Netflix’s co-CEO Greg Peters recently gave an interview to Stratechery.com, where he talked about Netflix’s deal with WWE. Greg Peters feels WWE is under-distributed and it’s been under-leveraged.
“We love this deal for a whole variety of reasons. One is that the one you mentioned, which we think that this is quite close to what we do. We think we are in the business of telling dramatic stories around sports. You’ve seen it with Drive to Survive or Break Point, Full Swing. We feel that’s a space that we’ve earned the right to play and an expectation to deliver value to consumers, and we feel like this is in that zone.”
“We also love it, because as you mentioned, this is 52 weeks of entertainment. This is always on entertainment, sports entertainment, and it fits really well within our model.

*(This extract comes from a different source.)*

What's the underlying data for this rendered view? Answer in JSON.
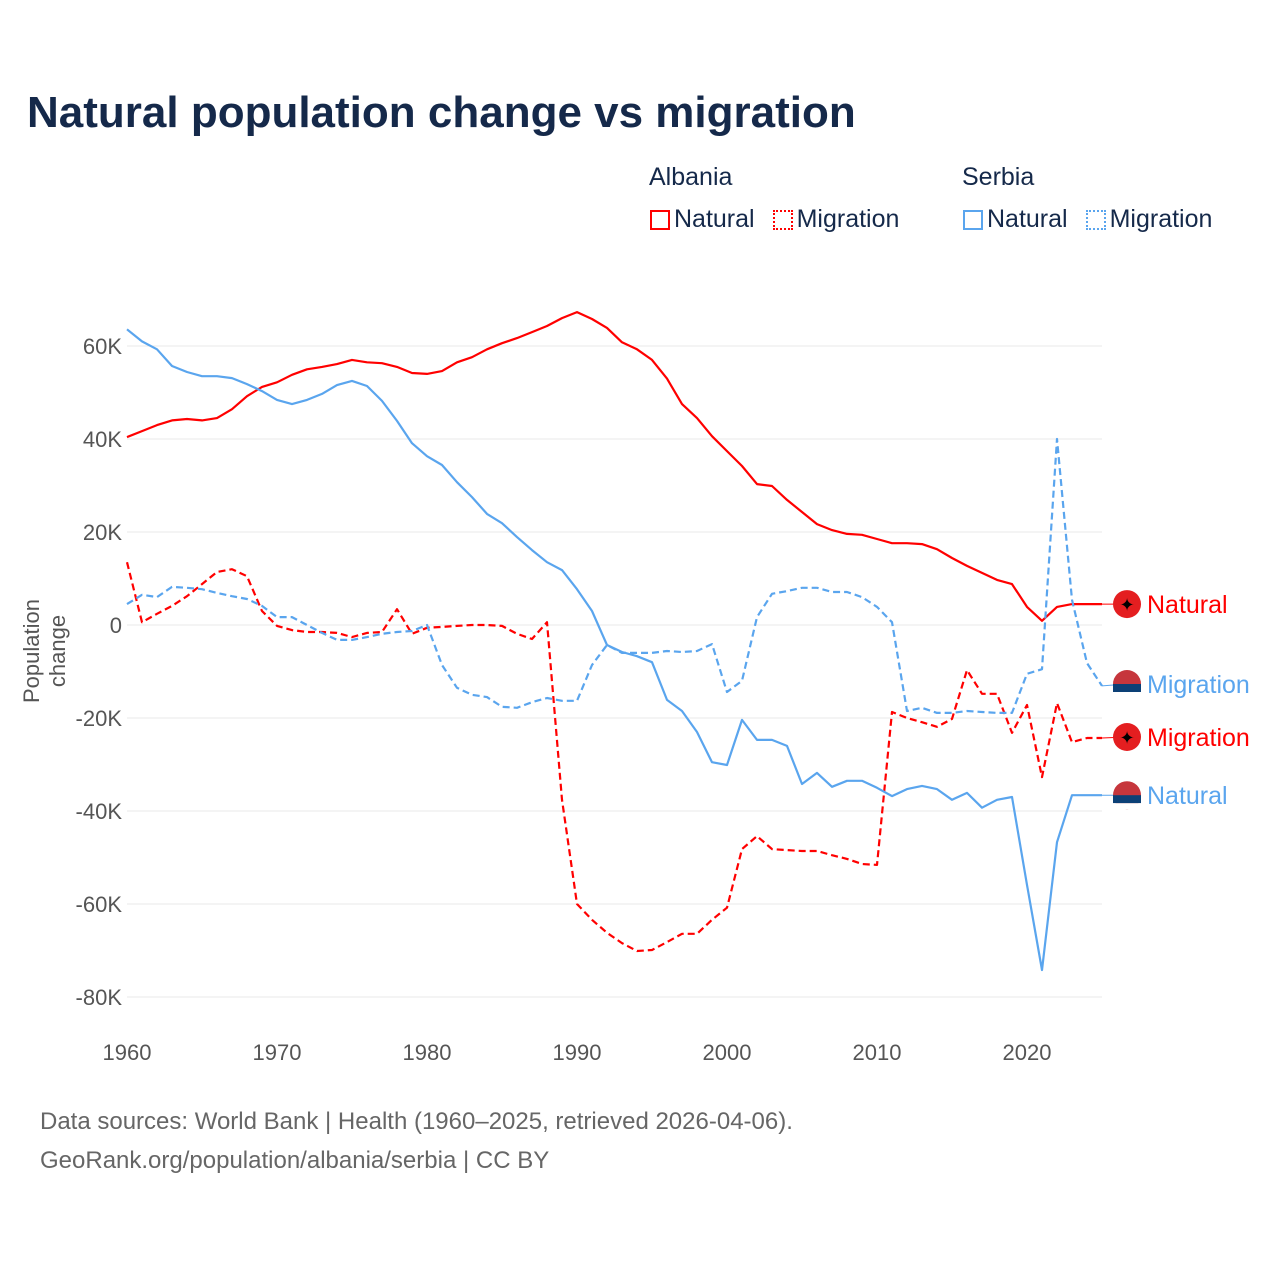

We think it’s synergistic with what we’re doing on ads, and we like it from that perspective.”
“What we believe is that there’s a real opportunity for growing the fan base for this set of content globally. We think it’s been under-distributed, we think it’s been under-leveraged. There’s good signs that there’s fans out there, but we think we can grow that. We think about it as the inverse to Drive to Survive to F1. We could actually grow the international audience in a way that is material. We’ve organized the deal so that it’s a big long-term deal. In other words, there’s a little bit of risk insulation into the renting concerns that you mentioned before.”